The futuristic designer bars and clubs around the Diagonal that were a design movement in their own right during the eighties are still popular, packed out by 2 am and often spilling out into the street; Nick Havanna (Rosello. Tel 215 65 91) with its bank of video screens, waterfall urinals, and swinging pendulum; Universal, (Maria Cubi 201 46 58) a fashionable club which successfully combines dancing and a (relatively) quiet room of sofas and conversation; Velvet, (Balmes. Tel 217 6714) so smooth even the coasters are designed; or Up & Down (Numancia. Tel 280 2922) which divides the generations, parents upstairs and teenagers below. Really late nights invariably seem to end up at Otto Zutz, still the hottest place in town.(Lincoln 238 0663) It is a a funky well designed warehouse space with floors for frenetic dancing or retreating to a quiet game of pool and is open till 4 or 5 am. You don’t have to stop there, but after hours clubs are so ephemeral you just have to go with the flow. Most clubs have bouncers on the door, but the only real criteria for entrance is to look the part. Barcelonans love to dress up, and often look as if they bought everything they were wearing just the day before.
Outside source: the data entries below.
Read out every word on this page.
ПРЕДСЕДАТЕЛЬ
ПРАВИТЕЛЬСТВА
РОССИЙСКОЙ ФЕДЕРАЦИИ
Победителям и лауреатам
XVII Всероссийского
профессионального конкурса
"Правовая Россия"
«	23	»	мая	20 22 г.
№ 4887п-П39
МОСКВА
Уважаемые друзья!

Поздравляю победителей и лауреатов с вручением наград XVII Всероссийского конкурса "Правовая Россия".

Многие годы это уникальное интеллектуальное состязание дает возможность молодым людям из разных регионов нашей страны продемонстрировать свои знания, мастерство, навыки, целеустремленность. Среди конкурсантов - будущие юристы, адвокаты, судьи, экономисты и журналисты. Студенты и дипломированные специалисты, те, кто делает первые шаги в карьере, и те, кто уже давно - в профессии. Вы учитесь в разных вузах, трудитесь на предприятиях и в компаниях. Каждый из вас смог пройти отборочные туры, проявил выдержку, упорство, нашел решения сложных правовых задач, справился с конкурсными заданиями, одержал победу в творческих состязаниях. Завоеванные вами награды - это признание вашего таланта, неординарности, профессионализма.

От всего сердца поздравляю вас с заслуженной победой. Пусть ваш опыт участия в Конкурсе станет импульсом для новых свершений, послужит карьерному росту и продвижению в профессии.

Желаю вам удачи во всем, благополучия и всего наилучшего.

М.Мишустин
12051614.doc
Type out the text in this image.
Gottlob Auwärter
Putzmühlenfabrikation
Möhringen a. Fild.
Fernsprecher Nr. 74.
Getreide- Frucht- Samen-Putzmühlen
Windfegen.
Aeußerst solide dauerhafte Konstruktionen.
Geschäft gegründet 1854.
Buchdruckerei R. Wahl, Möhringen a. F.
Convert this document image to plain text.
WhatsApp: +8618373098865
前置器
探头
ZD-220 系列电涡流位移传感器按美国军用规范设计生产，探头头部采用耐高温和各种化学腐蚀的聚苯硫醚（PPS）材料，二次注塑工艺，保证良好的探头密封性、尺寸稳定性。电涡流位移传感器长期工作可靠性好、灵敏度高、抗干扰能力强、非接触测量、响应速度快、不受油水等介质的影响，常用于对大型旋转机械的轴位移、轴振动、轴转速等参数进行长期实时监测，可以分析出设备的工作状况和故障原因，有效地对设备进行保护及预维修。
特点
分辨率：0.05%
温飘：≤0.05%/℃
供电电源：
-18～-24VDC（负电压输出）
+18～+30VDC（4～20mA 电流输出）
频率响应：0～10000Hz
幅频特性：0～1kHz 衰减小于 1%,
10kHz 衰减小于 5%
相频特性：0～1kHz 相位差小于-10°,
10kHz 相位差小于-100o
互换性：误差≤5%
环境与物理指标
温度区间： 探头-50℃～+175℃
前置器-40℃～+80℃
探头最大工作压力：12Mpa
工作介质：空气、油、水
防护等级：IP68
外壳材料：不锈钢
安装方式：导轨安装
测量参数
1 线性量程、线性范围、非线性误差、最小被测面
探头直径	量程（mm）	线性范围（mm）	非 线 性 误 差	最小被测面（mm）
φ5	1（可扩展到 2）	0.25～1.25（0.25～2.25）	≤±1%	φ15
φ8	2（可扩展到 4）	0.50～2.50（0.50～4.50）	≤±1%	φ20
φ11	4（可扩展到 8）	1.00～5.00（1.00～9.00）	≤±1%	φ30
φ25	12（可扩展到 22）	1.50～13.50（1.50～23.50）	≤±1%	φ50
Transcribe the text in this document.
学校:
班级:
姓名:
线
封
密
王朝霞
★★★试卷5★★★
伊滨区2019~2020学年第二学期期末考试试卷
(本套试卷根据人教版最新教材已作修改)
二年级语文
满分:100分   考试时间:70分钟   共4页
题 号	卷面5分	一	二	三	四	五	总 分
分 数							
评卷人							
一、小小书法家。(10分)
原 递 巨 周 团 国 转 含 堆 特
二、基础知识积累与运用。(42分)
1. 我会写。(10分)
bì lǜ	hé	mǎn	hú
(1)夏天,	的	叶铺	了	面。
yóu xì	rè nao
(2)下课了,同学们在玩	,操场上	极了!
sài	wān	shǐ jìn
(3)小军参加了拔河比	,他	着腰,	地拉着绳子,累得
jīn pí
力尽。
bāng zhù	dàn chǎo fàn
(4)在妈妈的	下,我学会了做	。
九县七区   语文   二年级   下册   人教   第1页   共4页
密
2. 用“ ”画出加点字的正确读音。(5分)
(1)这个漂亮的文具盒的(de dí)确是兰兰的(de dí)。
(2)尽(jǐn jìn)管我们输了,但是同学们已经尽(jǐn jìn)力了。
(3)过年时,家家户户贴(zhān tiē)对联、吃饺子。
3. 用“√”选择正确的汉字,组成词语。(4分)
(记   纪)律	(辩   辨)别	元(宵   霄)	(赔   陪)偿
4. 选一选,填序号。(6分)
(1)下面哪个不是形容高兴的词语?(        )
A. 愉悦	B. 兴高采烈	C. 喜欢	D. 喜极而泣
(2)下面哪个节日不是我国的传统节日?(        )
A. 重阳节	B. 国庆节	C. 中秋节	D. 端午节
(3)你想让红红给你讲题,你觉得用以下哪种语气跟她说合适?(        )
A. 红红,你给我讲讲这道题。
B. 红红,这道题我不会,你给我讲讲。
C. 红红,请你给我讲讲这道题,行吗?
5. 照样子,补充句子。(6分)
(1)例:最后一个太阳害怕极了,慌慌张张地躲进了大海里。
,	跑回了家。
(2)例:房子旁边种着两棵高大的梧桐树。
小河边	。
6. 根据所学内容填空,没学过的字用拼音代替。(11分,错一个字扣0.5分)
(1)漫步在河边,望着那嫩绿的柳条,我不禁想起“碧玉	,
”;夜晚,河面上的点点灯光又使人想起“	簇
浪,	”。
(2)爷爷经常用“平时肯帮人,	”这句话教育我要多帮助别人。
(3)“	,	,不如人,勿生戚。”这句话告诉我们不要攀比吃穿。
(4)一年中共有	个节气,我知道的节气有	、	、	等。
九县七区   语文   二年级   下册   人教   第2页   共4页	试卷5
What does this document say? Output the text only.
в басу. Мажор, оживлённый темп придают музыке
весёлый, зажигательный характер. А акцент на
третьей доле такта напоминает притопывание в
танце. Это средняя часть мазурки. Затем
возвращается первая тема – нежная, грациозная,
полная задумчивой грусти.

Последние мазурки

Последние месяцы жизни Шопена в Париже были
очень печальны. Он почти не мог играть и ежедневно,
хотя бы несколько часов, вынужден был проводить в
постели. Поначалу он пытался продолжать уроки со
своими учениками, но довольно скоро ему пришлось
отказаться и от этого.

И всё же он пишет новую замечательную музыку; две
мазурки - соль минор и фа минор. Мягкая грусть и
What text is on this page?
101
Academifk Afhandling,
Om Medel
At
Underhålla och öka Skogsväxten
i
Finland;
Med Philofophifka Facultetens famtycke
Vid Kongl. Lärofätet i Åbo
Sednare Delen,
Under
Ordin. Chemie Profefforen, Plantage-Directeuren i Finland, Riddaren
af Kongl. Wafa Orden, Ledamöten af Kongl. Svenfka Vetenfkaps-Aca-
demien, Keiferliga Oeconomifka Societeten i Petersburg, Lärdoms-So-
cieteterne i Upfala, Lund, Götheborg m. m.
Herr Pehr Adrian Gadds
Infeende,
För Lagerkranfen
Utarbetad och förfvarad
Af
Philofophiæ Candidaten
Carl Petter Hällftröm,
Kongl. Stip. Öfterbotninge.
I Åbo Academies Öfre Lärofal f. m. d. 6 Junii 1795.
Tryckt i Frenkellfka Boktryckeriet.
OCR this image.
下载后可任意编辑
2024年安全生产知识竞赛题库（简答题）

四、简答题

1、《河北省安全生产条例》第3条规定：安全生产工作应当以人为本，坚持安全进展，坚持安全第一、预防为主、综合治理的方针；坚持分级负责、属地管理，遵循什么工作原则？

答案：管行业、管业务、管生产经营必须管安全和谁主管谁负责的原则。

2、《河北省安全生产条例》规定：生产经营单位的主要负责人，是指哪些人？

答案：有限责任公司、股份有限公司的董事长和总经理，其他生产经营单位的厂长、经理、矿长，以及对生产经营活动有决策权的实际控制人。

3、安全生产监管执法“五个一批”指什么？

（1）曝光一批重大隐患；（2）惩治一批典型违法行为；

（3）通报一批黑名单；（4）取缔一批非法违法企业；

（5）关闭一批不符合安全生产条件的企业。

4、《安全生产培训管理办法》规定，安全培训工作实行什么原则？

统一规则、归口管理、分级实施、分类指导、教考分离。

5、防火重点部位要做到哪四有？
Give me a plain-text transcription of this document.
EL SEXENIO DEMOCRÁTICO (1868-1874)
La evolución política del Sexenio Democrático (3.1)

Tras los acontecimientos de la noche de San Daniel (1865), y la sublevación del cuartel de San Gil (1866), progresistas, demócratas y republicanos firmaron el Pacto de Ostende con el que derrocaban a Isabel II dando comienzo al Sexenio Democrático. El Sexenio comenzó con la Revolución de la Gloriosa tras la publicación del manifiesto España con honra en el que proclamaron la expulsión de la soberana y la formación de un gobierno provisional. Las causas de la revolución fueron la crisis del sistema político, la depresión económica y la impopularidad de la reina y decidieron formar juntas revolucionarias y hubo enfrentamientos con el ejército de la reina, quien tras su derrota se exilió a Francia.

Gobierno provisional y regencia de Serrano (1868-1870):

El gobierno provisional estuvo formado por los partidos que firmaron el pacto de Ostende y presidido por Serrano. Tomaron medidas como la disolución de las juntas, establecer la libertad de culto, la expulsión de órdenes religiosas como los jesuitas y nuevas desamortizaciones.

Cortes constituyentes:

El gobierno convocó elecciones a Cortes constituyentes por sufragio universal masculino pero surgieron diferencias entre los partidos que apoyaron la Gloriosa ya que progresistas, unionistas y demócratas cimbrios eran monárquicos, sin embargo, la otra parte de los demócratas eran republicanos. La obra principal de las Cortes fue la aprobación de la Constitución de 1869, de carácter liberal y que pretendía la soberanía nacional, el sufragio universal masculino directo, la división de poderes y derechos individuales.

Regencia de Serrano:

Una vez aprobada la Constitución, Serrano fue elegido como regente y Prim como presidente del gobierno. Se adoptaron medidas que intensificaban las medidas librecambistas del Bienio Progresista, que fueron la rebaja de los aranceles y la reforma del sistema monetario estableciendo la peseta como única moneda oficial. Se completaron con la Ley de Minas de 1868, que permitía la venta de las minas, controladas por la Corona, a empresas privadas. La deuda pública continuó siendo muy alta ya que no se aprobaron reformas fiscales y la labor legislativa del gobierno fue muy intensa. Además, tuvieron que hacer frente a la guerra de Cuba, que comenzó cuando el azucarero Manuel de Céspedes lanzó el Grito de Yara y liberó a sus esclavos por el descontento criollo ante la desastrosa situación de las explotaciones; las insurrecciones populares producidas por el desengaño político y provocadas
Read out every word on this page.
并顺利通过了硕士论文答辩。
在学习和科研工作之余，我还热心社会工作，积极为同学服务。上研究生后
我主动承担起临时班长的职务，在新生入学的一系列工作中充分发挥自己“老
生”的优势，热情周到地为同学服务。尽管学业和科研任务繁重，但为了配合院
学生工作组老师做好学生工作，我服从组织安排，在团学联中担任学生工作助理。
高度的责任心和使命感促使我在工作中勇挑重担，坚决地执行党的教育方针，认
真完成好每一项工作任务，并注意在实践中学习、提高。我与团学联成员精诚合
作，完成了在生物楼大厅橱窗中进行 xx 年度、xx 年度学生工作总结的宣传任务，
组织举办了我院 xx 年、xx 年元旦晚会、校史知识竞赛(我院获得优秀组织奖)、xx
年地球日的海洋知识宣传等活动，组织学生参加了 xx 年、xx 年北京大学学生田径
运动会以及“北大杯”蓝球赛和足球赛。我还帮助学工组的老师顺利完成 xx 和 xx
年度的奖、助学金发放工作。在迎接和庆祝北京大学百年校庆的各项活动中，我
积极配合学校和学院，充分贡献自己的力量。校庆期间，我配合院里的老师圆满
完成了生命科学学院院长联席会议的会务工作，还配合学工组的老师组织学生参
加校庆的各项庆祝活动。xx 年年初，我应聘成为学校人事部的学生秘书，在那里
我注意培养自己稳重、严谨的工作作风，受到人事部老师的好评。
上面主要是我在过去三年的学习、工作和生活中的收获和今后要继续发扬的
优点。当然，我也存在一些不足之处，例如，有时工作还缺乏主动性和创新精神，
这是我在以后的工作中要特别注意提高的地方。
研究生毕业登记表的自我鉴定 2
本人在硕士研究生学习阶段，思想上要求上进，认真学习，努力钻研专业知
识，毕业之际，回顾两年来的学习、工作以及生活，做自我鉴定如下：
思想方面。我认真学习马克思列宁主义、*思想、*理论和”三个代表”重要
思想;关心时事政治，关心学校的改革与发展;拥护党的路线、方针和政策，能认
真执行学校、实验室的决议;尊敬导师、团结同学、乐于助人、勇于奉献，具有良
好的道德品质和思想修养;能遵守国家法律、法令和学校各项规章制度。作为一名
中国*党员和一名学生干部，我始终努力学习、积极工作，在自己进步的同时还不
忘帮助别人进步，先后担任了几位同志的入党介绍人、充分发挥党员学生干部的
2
Just don’t turn up in back packs and shorts.
The drift to the sea is evident here too however, and Porto Olimpico is still heaving with people, music and dancing till early in the morning. “Chiringuito” has been encapsulated in a new nightclub, Maritimo Club, on Moll de la Fusta, (35 75 96) with dance floors inside and out, featuring the Balearic beat of house music and Spain’s most glamorous transvestites. Truly, dancing under the stars on a warm Barcelona night is one of life’s great pleasures.